Neo-Innenminister Herbert Kickl (FPÖ) hat angekündigt, den Einsatz von Radarpistolen stark reduzieren zu wollen. Nur noch dort, wo die Sicherheit direkt gefährdet sei, soll geblitzt werden. Beim ÖAMTC sieht man das durchaus positiv. "Der ÖAMTC sieht sich immer wieder mit Rückmeldungen seiner Mitglieder konfrontiert, dass gewisse Radarkontrollen als reine Abzocke gewertet werden. Daher begrüßen wir den Ansatz, die Sicherheit in den Mittelpunkt der Verkehrskontrollen zu rücken", sagt ÖAMTC-Jurist Nikolaus Authried. Für Heinz Felbermayr, Verkehrsreferent der Polizei in Linz, ist diese Kritik nicht nachvollziehbar. "Es mag sein, dass sich einzelne Autofahrer abgezockt fühlen, wenn sie beim Zu-schnell-Fahren erwischt werden. Wir kontrollieren in Linz aber nur da, wo die Sicherheit tatsächlich gefährdet ist. Eine Abzocke gibt es da sicher nicht", so Felbermayr. Ganz im Gegenteil würden die Radarkontrollen sehr positive Effekte haben. "Auf der Umfahrungsstraße Ebelsberg wurden früher nicht selten 140 km/h statt der erlaubten 70 km/h gefahren. Da kam es vermehrt zu Unfällen, sogar mit Todesfällen. Seit wir hier kontrollieren, hat sich die Geschwindigkeit stark reduziert und damit auch die Zahl der Unfälle", sagt Felbermayr. Überhaupt sei es Kontrollen wie dieser zu verdanken, dass die Zahl der Geschwindigkeitsübertretungen in den vergangenen Jahren in Linz gesunken ist (siehe Kasten rechts). "Das ist ein Zeichen, dass es absolut wirkt", so Felbermayr. Das sieht auch der Linzer Infrastrukturminister und Parteikollege des Innenministers, Markus Hein, so: "In der Stadt gibt es sehr viele Gefahrensituationen. Es macht keinen Sinn, hier weniger Kontrollen durchzuführen." Ganz im Gegenteil würden sogar viele Linzer noch mehr Kontrollen fordern. "Das ist allerdings alleine durch die knappen Ressourcen bei der Polizei nicht möglich", so Hein.

"Wir wollen es probieren"

Auf mehr Anklang bei seinen Parteikollegen stößt der Innenminister mit dem Vorschlag, Rechtsabbiegen bei Rot zu erlauben. Nicht zuletzt, weil die Linzer FPÖ bereits 2014 ein Video für das Rechtsabbiegen auf Youtube gestellt hat. "Linz würde sich sehr gut als Testregion eignen", sagt Infrastrukturstadtrat Markus Hein.

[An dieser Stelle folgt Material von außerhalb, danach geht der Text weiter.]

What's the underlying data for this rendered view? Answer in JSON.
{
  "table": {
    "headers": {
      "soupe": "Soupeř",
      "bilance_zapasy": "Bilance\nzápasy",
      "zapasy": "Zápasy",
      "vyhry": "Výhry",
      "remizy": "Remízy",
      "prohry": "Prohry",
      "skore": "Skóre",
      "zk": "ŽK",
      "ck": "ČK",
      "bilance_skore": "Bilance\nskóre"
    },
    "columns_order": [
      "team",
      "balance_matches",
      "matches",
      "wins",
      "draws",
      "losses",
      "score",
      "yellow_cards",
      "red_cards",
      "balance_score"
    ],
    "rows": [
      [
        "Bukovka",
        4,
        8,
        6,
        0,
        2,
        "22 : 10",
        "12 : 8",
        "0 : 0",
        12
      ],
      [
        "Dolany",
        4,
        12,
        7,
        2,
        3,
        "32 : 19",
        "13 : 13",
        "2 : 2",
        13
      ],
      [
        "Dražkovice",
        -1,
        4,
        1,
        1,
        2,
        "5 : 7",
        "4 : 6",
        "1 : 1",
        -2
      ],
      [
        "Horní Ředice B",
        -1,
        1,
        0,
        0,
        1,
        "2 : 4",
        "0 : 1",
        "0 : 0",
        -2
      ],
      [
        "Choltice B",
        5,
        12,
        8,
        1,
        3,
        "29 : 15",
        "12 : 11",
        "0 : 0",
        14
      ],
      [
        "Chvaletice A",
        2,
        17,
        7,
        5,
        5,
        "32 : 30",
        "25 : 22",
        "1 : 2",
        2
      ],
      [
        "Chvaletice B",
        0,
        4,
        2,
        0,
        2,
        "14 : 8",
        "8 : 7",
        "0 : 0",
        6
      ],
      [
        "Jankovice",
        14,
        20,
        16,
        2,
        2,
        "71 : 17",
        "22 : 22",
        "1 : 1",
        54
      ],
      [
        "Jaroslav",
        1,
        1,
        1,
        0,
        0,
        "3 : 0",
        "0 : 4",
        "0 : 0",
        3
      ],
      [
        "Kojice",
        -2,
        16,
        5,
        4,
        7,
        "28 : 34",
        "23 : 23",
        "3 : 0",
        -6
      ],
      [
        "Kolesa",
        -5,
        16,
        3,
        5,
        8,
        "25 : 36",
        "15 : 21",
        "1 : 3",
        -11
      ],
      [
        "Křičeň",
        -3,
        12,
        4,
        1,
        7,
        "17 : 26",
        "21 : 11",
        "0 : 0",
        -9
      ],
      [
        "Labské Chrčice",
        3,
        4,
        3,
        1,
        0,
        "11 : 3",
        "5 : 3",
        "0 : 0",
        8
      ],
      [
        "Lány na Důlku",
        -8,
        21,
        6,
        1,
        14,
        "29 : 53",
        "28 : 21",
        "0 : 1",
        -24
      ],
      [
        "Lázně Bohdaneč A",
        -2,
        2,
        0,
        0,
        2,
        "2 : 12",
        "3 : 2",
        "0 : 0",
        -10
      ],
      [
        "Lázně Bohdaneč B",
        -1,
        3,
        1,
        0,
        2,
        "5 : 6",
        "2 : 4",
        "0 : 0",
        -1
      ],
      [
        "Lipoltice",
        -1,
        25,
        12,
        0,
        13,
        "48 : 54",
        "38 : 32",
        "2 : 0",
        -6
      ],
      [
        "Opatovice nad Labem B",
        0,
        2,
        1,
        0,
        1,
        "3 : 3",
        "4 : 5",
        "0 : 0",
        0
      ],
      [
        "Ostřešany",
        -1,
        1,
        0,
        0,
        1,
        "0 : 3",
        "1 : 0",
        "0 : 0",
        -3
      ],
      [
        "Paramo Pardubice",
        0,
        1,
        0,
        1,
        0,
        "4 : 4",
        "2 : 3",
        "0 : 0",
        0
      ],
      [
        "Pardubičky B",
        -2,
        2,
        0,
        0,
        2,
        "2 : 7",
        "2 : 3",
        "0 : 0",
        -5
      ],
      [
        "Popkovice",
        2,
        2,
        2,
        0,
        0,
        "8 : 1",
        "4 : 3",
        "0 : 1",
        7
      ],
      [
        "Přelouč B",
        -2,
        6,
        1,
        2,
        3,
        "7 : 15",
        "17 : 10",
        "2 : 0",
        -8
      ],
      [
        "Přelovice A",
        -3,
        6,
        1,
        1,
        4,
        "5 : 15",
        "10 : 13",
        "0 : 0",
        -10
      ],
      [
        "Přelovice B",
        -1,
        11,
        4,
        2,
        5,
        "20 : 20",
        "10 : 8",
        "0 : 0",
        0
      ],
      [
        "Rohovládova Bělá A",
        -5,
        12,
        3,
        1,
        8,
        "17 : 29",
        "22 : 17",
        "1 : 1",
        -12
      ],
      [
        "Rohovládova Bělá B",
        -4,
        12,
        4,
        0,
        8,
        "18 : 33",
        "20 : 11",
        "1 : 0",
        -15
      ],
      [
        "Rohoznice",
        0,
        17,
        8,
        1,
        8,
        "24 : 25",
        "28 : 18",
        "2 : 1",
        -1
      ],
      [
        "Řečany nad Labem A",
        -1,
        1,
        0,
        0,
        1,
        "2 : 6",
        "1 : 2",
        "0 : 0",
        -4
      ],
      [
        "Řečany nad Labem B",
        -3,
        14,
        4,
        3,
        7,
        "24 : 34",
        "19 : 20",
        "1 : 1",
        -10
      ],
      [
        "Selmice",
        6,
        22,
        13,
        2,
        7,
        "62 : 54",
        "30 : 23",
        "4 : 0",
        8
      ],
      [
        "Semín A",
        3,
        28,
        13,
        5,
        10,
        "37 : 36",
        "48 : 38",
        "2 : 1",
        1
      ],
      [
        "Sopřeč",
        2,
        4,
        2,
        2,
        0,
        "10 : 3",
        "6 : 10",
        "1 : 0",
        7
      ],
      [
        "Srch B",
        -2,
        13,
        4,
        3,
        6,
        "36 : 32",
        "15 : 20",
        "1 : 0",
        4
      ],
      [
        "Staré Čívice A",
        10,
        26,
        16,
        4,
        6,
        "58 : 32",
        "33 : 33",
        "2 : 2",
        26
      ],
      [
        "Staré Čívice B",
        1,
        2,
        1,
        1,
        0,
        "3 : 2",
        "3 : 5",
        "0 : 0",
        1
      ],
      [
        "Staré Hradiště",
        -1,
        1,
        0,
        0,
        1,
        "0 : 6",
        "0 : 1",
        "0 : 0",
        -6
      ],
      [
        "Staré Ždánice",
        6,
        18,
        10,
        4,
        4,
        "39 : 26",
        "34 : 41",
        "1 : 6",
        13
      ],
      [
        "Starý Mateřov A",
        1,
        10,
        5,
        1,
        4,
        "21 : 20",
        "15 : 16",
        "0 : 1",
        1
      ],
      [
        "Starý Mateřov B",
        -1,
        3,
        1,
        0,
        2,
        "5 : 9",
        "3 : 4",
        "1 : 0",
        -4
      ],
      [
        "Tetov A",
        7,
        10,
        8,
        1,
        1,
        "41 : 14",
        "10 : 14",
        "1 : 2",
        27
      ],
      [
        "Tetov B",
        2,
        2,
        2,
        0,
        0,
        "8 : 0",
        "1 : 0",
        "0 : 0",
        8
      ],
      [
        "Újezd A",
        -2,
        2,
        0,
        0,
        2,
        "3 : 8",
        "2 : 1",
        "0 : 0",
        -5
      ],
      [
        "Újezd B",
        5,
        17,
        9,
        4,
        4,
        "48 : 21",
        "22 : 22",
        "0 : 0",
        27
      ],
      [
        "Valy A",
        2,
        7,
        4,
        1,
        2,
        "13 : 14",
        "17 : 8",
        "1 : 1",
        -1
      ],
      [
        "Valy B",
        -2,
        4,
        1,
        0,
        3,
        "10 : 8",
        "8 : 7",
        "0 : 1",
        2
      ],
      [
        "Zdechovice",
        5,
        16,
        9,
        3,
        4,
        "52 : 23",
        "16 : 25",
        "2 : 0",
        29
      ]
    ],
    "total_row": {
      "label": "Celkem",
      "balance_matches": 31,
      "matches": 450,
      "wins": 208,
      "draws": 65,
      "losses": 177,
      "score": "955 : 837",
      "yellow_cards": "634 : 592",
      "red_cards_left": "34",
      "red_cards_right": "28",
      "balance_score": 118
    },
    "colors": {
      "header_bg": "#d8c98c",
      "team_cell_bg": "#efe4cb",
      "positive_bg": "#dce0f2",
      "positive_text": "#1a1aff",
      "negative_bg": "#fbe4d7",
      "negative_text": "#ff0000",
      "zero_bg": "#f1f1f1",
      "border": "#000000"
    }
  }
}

Durch Schilder mit grünem Pfeil soll signalisiert werden, dass das Abbiegen bei Rot auf dieser Kreuzung grundsätzlich erlaubt ist.

Skepsis beim ÖAMTC

ÖAMTC-Experte Authried sieht das skeptisch. "Viele Schaltungen bei Kreuzungen sind so kompliziert, sodass eine allgemeine und bedingungslose Ausnahme und damit das jederzeitige Abbiegen bei Rot sehr gefährlich werden könnte." Sinnvoller wäre es demnach, die jetzt schon vorhandenen grünen getakteten Ampel-Pfeile bei einzelnen Kreuzungen weiter auszubauen. "Rot soll aber in jedem Fall weiter als Stopp gelten", so Authried. Hein möchte es auf einen Versuch ankommen lassen. "Das hat es schon oft gegeben, dass Kritiker gleich mal geschrien haben, und etwas dann sehr gut funktioniert hat. Man muss es einfach einmal ausprobieren", so Hein. Alles was dafür fehlt, sind die gesetzlichen Rahmenbedingungen. Dafür sind dann wieder der Innenminister beziehungsweise der Bund zuständig.